Christophe Perruchas signe un premier roman d’une beauté violente. Scènes courtes « en dedans – en dehors », deux visions d’un monde qui ne va pas à la même vitesse. Un « dehors » où prédateurs de cette société patriarcale, voraces de viandes fraîches que représente la femme, doivent porter haut son rôle d’homme. Scènes choquantes, intimistes, pensées nauséabondes, gestes déplacés, suite logique du formatage induit dés la naissance. Lui, la quarantaine, bien dans ses souliers, père aimant, mari formidable instagramé sous toutes les coutures.

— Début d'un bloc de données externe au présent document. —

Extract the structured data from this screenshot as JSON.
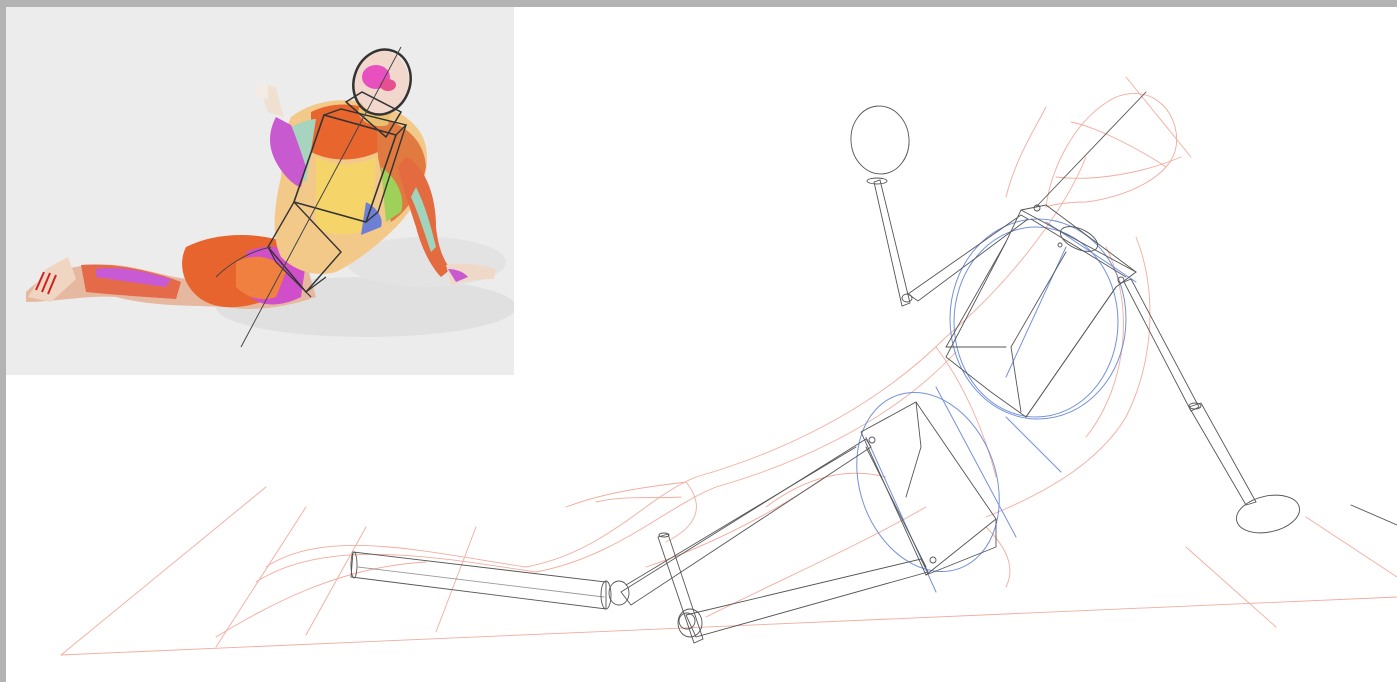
{
  "app": {
    "canvas_background": "#ffffff",
    "workspace_background": "#b3b3b3",
    "reference_background": "#ececec"
  },
  "reference_image": {
    "subject": "anatomy-muscle-figure-reclining",
    "icon": "reference-figure-icon"
  },
  "sketch": {
    "stroke_colors": {
      "construction": "#555555",
      "gesture": "#f0a090",
      "volume": "#5b7fd6"
    }
  }
}
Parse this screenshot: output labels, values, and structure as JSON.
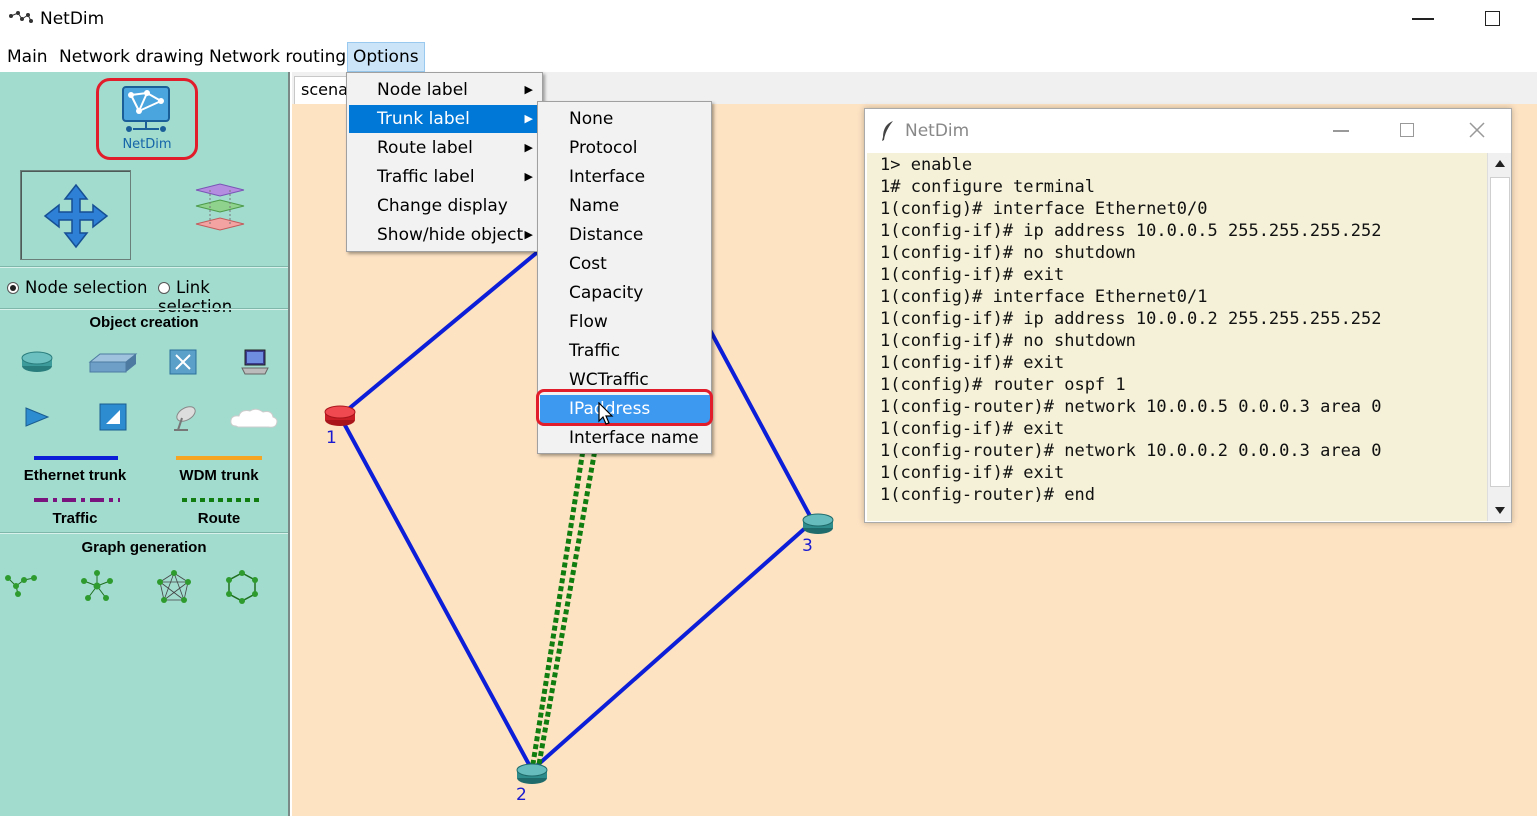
{
  "app": {
    "title": "NetDim"
  },
  "menubar": {
    "items": [
      "Main",
      "Network drawing",
      "Network routing",
      "Options"
    ]
  },
  "sidebar": {
    "logo_text": "NetDim",
    "radio_node": "Node selection",
    "radio_link": "Link selection",
    "object_creation_title": "Object creation",
    "legend": {
      "ethernet": "Ethernet trunk",
      "wdm": "WDM trunk",
      "traffic": "Traffic",
      "route": "Route"
    },
    "graph_generation_title": "Graph generation",
    "colors": {
      "ethernet": "#0d1ed8",
      "wdm": "#f5a521",
      "traffic": "#7a137d",
      "route": "#0f7d0f"
    }
  },
  "tab": {
    "label": "scenar"
  },
  "network": {
    "nodes": [
      {
        "label": "1",
        "type": "router",
        "color": "#e8222b"
      },
      {
        "label": "2",
        "type": "router",
        "color": "#2f8c8c"
      },
      {
        "label": "3",
        "type": "router",
        "color": "#2f8c8c"
      }
    ]
  },
  "options_menu": {
    "items": [
      {
        "label": "Node label",
        "submenu": true
      },
      {
        "label": "Trunk label",
        "submenu": true,
        "selected": true
      },
      {
        "label": "Route label",
        "submenu": true
      },
      {
        "label": "Traffic label",
        "submenu": true
      },
      {
        "label": "Change display",
        "submenu": false
      },
      {
        "label": "Show/hide object",
        "submenu": true
      }
    ]
  },
  "trunk_label_submenu": {
    "items": [
      "None",
      "Protocol",
      "Interface",
      "Name",
      "Distance",
      "Cost",
      "Capacity",
      "Flow",
      "Traffic",
      "WCTraffic",
      "IPaddress",
      "Interface name"
    ],
    "highlighted": "IPaddress"
  },
  "terminal": {
    "title": "NetDim",
    "lines": [
      "1> enable",
      "1# configure terminal",
      "1(config)# interface Ethernet0/0",
      "1(config-if)# ip address 10.0.0.5 255.255.255.252",
      "1(config-if)# no shutdown",
      "1(config-if)# exit",
      "1(config)# interface Ethernet0/1",
      "1(config-if)# ip address 10.0.0.2 255.255.255.252",
      "1(config-if)# no shutdown",
      "1(config-if)# exit",
      "1(config)# router ospf 1",
      "1(config-router)# network 10.0.0.5 0.0.0.3 area 0",
      "1(config-if)# exit",
      "1(config-router)# network 10.0.0.2 0.0.0.3 area 0",
      "1(config-if)# exit",
      "1(config-router)# end"
    ]
  }
}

Images sacrées qui reflètent la réussite, sociale et familiale, likées et émoticonées à outrance. Témoins de la recherche de réussite et approbation illégitime de la réalité des coulisses. Haut cadre dans le milieu de la publicité, l’image doit lui coller à la peau. Bel homme apprêté, graveleux à souhait et à outrance, il est difficile de le dénoncer. Une entreprise où les salariées sont respectées, du moins l’essai est à l’œuvre. Les mots déplacés, les gestes équivoques, les yeux baladeurs, le smartphone témoin silencieux et conscient, du geste de silencieux et illicite. Un mot de trop, un geste de trop, la photo de trop, et la corde se resserre.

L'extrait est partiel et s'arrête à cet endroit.